Ayer, mientras preparaba la cena para un grupo de amigos que había invitado, me acordé de una anécdota cocinera de la época en que trabajaba como ‘Fille au pair’. Por aquel entonces, yo era una especie de señorita Rotten Mayer y me ocupaba de cuidar e instruir a dos francesitos de cinco y siete años. Básicamente, los iba a buscar a la salida del colegio, los llevaba y traía de vuelta de sus múltiples actividades extraescolares (clases de piano, teatro, dibujo, danza clásica, equitación e inglés), los ayudaba a hacer los deberes, les enseñaba español (como la madre quería que los chicos aprendieran el idioma, todo el personal que trabajaba en la casa tenía que ser de origen ‘latino’) y prestaba atención a que, cuando llegara la señora, los chicos estuvieran con el pijama puesto y el tenedor en la mano, listos para sentarse a cenar con ella e irse a la cama (acá, por lo general, los chicos se van a dormir entre las 19.30h y las 21.30h).
En fin, toda esta explicación preliminar para decir que, en tiempo normal, a mí no me tocaba cocinar.
Sin embargo, una de las cláusulas de mi contrato especificaba la obligación de cumplir con dos ‘baby sitting’ por mes. Esto implicaba que, durante esos dos días, además de cumplir con el horario normal de trabajo tenía que quedarme hasta más tarde, cocinar, comer con los chicos, hacerlos jugar un rato, acostarlos a dormir y esperar a que la madre volviera de su salida mensual.
Por lo general, durante la hora de la cena, mi tarea consistía en sacar algo del freezer, descongelarlo en el microondas y servirlo en los platos pero, ese día (o, para ser más específicos, esa noche) la madre me había dejado encargada la preparación de huevos fritos.
Convengamos en que no era un menú demasiado sofisticado pero, honestamente, el arte culinario nunca fue lo mío. En fin, agarré la sartén y el aceite e hice mi mejor esfuerzo. Puse un poco de aceite en la sartén, prendí el fuego, rompí cuidadosamente los huevos y ubiqué todo sobre la placa. Como no podía ser de otra manera, me distraje dos segundos y los huevos se terminaron quemando y pegando en la base. Agarré una espátula, los despegué como pude, los acomodé alrededor de unas fetas de jamón que había arrollado, puse la mesa y los llamé.

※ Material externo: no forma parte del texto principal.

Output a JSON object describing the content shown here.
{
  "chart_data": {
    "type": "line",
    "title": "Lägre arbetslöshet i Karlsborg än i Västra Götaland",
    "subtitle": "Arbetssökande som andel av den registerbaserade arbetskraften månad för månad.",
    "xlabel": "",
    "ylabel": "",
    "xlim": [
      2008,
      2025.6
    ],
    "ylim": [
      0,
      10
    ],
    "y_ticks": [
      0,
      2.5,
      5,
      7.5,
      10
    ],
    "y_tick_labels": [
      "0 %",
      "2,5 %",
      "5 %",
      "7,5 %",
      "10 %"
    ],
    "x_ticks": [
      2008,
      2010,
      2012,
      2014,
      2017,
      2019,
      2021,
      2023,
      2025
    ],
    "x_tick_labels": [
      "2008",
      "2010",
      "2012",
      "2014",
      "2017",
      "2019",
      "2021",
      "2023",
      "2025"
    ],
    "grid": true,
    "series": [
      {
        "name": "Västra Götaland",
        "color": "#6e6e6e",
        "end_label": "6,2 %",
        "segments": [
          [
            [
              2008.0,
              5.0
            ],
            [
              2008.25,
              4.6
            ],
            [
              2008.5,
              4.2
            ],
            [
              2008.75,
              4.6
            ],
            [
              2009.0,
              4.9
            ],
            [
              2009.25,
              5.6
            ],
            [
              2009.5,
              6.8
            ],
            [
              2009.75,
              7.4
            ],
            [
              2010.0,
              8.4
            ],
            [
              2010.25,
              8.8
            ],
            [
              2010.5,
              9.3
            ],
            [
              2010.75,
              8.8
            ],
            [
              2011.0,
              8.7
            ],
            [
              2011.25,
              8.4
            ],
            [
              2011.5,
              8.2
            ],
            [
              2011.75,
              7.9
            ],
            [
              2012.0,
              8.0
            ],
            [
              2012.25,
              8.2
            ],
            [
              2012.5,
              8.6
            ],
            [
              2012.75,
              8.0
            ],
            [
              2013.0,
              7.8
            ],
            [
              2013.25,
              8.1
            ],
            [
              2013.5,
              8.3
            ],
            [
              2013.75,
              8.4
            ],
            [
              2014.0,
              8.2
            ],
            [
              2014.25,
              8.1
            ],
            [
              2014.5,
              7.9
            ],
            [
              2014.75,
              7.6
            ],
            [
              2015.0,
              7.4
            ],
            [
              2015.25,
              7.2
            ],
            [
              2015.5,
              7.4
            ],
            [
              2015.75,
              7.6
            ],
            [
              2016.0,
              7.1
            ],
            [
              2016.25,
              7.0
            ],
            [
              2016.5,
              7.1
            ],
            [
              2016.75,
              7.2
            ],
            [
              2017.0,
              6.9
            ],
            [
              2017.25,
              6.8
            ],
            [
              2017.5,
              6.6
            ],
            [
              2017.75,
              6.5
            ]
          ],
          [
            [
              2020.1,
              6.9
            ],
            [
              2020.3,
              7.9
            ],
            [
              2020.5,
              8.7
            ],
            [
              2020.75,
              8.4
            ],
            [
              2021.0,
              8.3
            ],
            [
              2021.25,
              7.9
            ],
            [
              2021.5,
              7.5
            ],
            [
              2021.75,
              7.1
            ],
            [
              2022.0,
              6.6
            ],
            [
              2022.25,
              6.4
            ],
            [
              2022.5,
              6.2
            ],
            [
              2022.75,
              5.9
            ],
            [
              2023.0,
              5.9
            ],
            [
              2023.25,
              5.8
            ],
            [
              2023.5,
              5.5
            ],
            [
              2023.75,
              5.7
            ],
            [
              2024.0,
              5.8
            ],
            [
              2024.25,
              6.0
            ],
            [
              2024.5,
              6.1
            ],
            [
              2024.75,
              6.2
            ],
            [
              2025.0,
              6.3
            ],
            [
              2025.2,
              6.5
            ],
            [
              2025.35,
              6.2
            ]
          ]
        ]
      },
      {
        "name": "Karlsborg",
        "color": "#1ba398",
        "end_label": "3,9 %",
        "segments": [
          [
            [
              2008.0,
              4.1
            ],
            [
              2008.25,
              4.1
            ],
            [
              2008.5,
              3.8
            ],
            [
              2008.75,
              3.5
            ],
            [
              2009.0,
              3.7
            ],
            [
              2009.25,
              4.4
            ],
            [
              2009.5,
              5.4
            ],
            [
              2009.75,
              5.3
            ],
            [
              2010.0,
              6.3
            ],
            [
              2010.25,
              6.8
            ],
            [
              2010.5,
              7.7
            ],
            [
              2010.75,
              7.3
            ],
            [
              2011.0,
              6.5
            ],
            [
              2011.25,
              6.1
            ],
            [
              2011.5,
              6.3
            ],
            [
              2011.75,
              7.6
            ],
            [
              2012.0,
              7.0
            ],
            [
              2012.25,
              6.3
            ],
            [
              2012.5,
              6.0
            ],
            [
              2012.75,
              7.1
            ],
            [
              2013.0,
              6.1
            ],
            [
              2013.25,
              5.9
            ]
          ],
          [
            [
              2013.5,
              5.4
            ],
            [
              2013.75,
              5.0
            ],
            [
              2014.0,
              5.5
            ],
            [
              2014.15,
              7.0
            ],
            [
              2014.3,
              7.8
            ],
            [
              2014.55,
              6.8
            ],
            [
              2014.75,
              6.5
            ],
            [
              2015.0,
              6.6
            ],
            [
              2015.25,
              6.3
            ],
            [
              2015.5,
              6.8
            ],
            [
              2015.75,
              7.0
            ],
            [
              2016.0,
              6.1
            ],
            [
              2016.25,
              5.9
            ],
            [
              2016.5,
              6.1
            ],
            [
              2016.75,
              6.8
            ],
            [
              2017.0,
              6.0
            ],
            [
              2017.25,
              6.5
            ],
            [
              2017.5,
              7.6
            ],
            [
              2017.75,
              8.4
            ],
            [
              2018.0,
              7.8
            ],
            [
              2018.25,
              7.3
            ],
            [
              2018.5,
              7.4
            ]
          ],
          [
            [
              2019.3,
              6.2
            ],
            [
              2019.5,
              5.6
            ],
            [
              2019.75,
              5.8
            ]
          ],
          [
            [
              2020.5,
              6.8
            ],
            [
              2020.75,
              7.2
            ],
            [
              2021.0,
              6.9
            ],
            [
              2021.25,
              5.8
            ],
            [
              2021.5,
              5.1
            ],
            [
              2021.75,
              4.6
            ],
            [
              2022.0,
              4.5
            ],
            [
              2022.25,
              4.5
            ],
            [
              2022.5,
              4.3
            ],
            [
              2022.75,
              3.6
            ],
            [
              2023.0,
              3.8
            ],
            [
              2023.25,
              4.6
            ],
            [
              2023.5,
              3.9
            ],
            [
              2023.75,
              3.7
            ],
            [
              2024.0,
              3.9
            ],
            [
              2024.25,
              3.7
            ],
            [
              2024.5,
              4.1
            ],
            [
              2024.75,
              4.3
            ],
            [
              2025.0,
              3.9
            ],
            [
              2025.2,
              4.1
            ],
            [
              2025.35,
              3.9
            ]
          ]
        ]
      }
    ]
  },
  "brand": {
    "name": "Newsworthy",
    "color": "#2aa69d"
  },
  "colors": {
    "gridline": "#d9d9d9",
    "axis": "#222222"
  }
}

Cuando empezaron a mirar el plato con desconfianza, y a revolver los restos de huevo desparramados, les dije que eran huevos fritos preparados a la ‘argentina’, y que los tenían que comer hasta el final porque eran un plato típico de mi país que yo había preparado especialmente para ellos.
Raphaël, el hermano más grande, miró el plato otra vez, pensó un poco y, mientras seguía revolviendo los restos de huevo con el tenedor, me miró y me dijo:
Raphaël: Sí bueno, está bien, lo vamos a comer pero…qué raro, ¿no?
Yo: ¿Qué es lo que te parece raro?
Raphaël: No nada…
Yo: Dale, decime.
Raphaël: No, nada…es que…el año pasado…
Yo: ¿Qué es lo que pasó el año pasado?
Raphaël: No, nada…
Yo: Decime…
Raphaël: Es que…el año pasado…una vez…Lupi nos preparó el mismo plato y nos dijo que eran huevos fritos preparados ‘a la mexicana’, y no ‘a la argentina’… Es raro, ¿no?”.
Creo que nunca me reí tanto durante todo el tiempo que pasé con esos chicos. Lupi era la ‘Fille au pair” made in México que se había ocupado de ellos durante el año anterior a mi llegada.